Prenatal stress and developmental programming of human health and disease risk: concepts and integration of empirical findings

Abstract

Purpose of review: The concept of the developmental origins of health and disease susceptibility is rapidly attracting interest and gaining prominence as a complementary approach to understanding the causation of many complex common disorders that confer a major burden of disease; however several important issues and questions remain to be addressed, particularly in the context of humans.

Recent findings: In this review we enunciate some of these questions and issues, review empirical evidence primarily from our own recent studies on prenatal stress and stress biology, and discuss putative maternal-placental-fetal endocrine and immune/inflammatory candidate mechanisms that may underlie and mediate short-term and long-term effects of prenatal stress on the developing human embryo and fetus, with a specific focus on body composition, metabolic function, and obesity risk.

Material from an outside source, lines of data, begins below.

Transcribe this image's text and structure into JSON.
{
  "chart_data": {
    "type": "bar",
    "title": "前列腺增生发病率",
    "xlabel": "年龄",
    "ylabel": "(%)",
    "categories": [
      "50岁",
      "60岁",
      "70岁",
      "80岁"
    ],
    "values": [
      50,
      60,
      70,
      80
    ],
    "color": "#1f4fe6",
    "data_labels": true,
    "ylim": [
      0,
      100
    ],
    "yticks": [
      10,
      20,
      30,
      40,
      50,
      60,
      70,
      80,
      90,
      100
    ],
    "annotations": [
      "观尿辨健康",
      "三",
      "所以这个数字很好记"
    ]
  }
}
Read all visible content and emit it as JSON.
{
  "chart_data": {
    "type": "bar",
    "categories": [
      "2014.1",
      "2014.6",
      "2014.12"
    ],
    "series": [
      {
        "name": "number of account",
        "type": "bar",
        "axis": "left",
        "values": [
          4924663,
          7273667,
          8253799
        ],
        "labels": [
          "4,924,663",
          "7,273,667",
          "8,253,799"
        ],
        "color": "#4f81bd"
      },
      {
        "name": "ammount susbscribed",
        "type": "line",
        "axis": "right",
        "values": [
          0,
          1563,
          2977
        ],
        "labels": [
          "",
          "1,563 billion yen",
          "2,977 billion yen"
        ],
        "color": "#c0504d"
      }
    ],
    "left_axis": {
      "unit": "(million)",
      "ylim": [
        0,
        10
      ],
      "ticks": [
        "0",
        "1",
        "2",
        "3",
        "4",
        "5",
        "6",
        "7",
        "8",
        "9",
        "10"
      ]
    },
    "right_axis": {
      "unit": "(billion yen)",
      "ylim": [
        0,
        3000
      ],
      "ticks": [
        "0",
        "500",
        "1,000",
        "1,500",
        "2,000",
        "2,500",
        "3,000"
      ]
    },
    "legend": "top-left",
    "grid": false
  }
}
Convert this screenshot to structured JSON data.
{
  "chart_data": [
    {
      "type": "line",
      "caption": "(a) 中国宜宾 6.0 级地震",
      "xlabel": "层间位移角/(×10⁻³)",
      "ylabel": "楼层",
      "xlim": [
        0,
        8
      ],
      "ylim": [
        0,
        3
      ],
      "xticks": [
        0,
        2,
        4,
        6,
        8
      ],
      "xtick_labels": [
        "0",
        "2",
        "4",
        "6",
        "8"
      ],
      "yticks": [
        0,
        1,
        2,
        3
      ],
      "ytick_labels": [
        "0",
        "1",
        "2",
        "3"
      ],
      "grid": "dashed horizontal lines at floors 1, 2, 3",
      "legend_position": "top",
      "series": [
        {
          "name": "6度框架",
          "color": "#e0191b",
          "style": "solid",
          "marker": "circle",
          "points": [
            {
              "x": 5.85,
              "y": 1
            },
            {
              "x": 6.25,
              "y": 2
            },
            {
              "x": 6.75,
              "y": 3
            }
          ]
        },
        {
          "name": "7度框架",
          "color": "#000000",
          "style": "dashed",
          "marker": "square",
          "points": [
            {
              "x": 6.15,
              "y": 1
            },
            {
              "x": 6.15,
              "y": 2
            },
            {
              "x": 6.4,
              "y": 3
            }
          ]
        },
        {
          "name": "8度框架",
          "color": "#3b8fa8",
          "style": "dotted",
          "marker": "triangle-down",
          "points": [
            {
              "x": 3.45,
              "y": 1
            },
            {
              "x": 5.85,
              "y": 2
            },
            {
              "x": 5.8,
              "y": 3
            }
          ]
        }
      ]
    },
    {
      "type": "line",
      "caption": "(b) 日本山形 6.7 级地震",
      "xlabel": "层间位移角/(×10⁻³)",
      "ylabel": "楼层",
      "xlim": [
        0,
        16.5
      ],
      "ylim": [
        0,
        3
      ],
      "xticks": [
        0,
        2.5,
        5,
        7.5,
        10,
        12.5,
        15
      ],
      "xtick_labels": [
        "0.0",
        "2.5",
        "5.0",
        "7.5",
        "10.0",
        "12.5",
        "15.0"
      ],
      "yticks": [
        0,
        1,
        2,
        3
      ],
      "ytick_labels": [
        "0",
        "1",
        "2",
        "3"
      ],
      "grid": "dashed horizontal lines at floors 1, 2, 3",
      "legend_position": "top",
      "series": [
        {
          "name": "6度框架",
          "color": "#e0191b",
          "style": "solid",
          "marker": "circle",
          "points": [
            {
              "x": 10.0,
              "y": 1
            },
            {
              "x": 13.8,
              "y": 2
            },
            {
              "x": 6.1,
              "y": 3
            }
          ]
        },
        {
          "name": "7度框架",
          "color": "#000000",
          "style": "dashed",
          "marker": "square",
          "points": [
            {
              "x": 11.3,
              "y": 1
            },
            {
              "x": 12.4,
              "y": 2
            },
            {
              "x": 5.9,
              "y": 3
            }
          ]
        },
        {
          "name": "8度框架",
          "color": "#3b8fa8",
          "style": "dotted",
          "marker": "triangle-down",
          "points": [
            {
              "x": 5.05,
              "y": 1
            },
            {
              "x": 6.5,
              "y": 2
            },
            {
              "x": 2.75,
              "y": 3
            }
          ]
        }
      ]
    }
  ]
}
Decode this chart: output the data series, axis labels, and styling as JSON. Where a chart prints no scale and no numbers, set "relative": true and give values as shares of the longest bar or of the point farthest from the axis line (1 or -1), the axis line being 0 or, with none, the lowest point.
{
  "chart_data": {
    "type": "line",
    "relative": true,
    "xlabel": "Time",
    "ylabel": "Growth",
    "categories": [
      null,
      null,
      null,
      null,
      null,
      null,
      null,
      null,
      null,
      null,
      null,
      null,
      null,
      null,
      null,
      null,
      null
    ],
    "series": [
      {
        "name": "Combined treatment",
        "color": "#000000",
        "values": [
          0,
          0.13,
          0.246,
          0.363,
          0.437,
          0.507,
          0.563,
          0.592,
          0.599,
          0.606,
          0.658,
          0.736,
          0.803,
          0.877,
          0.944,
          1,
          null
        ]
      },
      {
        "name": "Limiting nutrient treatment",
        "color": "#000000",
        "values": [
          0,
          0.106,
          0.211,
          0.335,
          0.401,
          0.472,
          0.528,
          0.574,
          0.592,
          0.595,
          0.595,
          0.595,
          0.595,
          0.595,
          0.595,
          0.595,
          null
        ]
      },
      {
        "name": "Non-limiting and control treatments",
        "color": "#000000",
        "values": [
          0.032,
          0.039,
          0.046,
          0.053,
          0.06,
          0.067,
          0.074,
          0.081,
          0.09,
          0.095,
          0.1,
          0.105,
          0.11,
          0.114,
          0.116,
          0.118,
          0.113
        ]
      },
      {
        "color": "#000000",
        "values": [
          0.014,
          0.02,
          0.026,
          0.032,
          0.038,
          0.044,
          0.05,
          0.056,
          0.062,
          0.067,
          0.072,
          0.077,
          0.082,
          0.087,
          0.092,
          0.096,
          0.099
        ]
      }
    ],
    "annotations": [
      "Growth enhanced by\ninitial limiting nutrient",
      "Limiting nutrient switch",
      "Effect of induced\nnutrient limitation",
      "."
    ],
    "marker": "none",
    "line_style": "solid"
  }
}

Summary: The implications for research and clinical practice are discussed with a summary of recent advances in noninvasive methods to characterize fetal, newborn, infant, and child developmental and health-related processes that, when coupled with available state-of-the-art statistical modeling approaches for longitudinal, repeated measures time series analysis, now afford unprecedented opportunities to explore and uncover the developmental origins of human health and disease.

Figure 1. Conceptual framework of a biobehavioral model in humans of prenatal stress-related maternal–placental–fetal endocrine and immune processes and programming of health and disease risk

Figure 2. Mean glucose, insulin, C-peptide, and leptin responses (±SEM) to an oral glucose tolerance test in prenatally stressed (PS, ‘black circles’) and comparison group (CG, ‘white triangles’) individuals (left panel)

Glucose levels were not significantly different across the groups, however, PS individuals showed significantly elevated 2 h insulin (P=0.01) and C-peptide levels (P=0.03), as well as higher leptin levels at all time points during the oral glucose tolerance test (OGTT) (P=0.05). In addition, PS individuals had a higher % body fat and a higher BMI (P=0.04, right panel). Adapted with permission from [23].